Indexing Rows in Data.Table
During the day (and night), I’m a military scientist at Ft. Detrick. I have to tell you…I use R to do everything on a daily basis. Whether it’s a hard core research project, administrative tasks, such as a manpower analysis, financial modeling, or communicating my work to senior leaders with reproducible research documents in RMarkdown, I use R. R adds efficiency, effectiveness and innovation to the way I manage and perform daily tasks. Imagine performing your daily work without the use of Excel. That’s right, you likely need it to be effective. But, R is Excel on Human Growth Hormone, plus a few other super Steroids. The problem is you’ve learned to think about data through an Excel lens (kudos Bill Gates). Anyways, I digress…
{{ instagram BgMG8vUnQck }}
One of the most common tasks I’ve run into is having to index a dataset. The package data.table provides powerful tools to address many problems like this. When you have a chance, check out my blog on the data.table package here. Like, Share, and Subscribe!
Solution
- Use special read-only symbols that can be used in the j position of a data.table: .SD, .N, .I, .GRP, .BY.
- Use .I to index the data.table
Let’s Try it Out!
Create a Data.Table to Work With
- First let’s make a data.table with letters in the ‘x’ column.
- I’m using the set.seed function to ensure it is reproducible if you try this out later.
- Also, we will use the head function to see the first few rows of data.
- BTW, most of the time, I use ‘dt’ to name objects that are a data.table, ‘df’ for data.frame, ‘ls’ for list, etc…
set.seed(111)
l <- sample(letters[21:26], 20, TRUE)
dt <- data.table(x = l)
head(dt)
x 1: z 2: w 3: x 4: w 5: u 6: w
- By the way, you can set ‘letters’ to ‘LETTERS’ to return capitalized versions.
- Also, change 20:26 to the specific index of each letter in the alphabet to return only the letter you want. For example, 1:5 returns a, b, c, d, and e.
How to Index the Data.Table?
- You may want to index the whole data.table, especially if you plan to split it up and merge it back together at later time .
- While you can simple just add dt$index <- 1:length(nrow(dt)) to add an indexed column, data.table provides special read-only symbols that can be used in the j position: .SD, .N, .I, .GRP, .BY.
- recall that a data.table has similar SQL terminology: dt[i,j,by]
- i is the row index/filter etc…WHERE
- j is to SELECT
- by is to GROUP BY
- Take dt, subset the rows using ‘i’, then calculate ‘j’ grouped by ’by
- Here we will use .I to index in various ways.

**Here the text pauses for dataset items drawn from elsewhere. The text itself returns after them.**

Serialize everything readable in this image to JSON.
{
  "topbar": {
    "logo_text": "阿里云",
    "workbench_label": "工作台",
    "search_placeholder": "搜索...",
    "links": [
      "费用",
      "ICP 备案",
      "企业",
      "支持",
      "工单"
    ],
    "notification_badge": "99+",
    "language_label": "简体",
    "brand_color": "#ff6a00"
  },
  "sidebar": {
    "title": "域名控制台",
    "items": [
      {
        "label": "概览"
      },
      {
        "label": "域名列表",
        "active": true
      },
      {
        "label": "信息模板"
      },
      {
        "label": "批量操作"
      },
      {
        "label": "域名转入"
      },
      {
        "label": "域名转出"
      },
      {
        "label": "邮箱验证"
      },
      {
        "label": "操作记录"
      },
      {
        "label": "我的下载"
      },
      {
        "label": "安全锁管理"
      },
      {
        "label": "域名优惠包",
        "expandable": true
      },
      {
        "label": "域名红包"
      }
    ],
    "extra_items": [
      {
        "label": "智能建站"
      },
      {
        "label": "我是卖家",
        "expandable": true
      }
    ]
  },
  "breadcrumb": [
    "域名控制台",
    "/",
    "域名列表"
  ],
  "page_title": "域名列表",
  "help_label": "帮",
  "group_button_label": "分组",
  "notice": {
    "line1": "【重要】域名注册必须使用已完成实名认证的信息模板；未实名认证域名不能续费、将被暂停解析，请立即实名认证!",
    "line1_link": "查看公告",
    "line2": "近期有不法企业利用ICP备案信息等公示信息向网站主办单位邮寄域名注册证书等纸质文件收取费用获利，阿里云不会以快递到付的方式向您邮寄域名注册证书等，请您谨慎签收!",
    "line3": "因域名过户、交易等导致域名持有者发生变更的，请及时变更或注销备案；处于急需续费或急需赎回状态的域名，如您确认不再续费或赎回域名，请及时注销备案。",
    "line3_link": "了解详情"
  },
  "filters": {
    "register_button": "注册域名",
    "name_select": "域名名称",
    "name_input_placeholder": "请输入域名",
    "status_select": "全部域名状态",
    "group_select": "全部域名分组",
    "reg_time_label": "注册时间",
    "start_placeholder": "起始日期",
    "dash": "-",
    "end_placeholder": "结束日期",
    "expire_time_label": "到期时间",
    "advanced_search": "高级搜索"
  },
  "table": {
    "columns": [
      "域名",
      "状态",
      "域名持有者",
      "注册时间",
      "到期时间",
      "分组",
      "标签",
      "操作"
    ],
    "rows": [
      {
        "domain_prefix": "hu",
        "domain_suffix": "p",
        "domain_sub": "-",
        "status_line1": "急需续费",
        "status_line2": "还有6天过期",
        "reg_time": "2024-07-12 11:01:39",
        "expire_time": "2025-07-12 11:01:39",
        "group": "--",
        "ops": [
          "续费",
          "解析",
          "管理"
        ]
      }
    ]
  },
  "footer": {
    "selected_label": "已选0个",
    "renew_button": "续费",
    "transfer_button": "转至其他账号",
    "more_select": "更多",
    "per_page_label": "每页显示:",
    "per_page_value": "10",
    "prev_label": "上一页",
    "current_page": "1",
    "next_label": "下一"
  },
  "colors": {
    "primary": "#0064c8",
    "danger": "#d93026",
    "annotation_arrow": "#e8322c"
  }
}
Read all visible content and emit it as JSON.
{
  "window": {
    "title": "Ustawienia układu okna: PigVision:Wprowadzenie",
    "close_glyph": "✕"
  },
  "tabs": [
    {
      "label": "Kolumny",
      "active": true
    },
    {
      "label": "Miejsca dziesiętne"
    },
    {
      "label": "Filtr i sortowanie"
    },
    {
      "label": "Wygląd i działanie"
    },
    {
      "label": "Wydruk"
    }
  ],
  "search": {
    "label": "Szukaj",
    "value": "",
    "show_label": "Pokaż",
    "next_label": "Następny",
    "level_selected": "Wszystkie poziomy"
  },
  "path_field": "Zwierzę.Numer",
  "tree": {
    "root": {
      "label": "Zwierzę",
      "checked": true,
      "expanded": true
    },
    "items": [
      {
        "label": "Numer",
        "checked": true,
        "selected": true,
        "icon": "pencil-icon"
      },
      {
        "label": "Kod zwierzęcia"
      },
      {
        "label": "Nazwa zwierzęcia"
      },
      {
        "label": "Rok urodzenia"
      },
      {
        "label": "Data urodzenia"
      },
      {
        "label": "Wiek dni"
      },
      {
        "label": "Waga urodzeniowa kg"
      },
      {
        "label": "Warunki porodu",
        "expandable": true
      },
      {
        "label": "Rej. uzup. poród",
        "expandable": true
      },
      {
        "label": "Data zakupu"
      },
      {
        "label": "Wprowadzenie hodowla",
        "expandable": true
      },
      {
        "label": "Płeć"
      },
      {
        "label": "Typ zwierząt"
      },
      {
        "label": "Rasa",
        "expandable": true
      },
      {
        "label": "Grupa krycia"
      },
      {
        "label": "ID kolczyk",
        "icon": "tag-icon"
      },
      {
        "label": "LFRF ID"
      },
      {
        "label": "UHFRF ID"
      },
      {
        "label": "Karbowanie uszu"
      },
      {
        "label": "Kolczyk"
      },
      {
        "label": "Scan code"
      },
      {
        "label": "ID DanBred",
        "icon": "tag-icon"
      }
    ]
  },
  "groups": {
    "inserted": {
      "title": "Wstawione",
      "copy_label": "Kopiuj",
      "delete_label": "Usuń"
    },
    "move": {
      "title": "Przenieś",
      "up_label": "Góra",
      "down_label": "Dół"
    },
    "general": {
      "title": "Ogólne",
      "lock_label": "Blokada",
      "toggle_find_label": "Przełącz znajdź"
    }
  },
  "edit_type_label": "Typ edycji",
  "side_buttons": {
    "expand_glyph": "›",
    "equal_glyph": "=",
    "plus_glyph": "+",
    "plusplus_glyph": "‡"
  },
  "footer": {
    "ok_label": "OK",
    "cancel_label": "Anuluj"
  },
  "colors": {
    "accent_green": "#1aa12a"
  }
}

How Many Times Does ‘x’ Occur?
- You may want to determine how many times a given variable occurs in your dataset
- WHERE x == ‘x’
- SELECT .I (the indexed number)
- GROUP BY n/a
dt[x == "x", .I]
[1] 1 2 3
At Which Positions Does ‘x’ Occur?
- You may want to determine where (i.e. similar to the function which) a given variable occurs in your dataset
- WHERE x == ‘x’ (inside the j position)
- SELECT .I (the indexed number)
- GROUP BY n/a
dt[, .I[x == "x"]]
[1] 3 9 15
At Which Positions Does Each Unique Letter First Occur?
- You may want to determine the row of the first occurrence for each unique value.
- WHERE n/a
- SELECT .I[1] (the indexed first occurrence)
- GROUP BY x (the column of interest)
dt[, .I[1], by = x]
x V1 1: z 1 2: w 2 3: x 3 4: u 5 5: y 7 6: v 10
At Which Positions Does Each Unique Letter Occur a Second Time?
- You may want to determine the row of the second occurrence for each unique value.
- WHERE n/a
- SELECT .I[2] (the indexed second occurrence)
- GROUP BY x (the column of interest)
dt[, .I[2], by = x]
x V1 1: z 16 2: w 4 3: x 9 4: u 11 5: y 12 6: v 14
Data.table is a power package to manipulate data and has the backbone to handle big data. Once you transition to thinking about data in terms of dt[i,j,by] you can apply these tools to a lot of your daily tasks.
Until next time…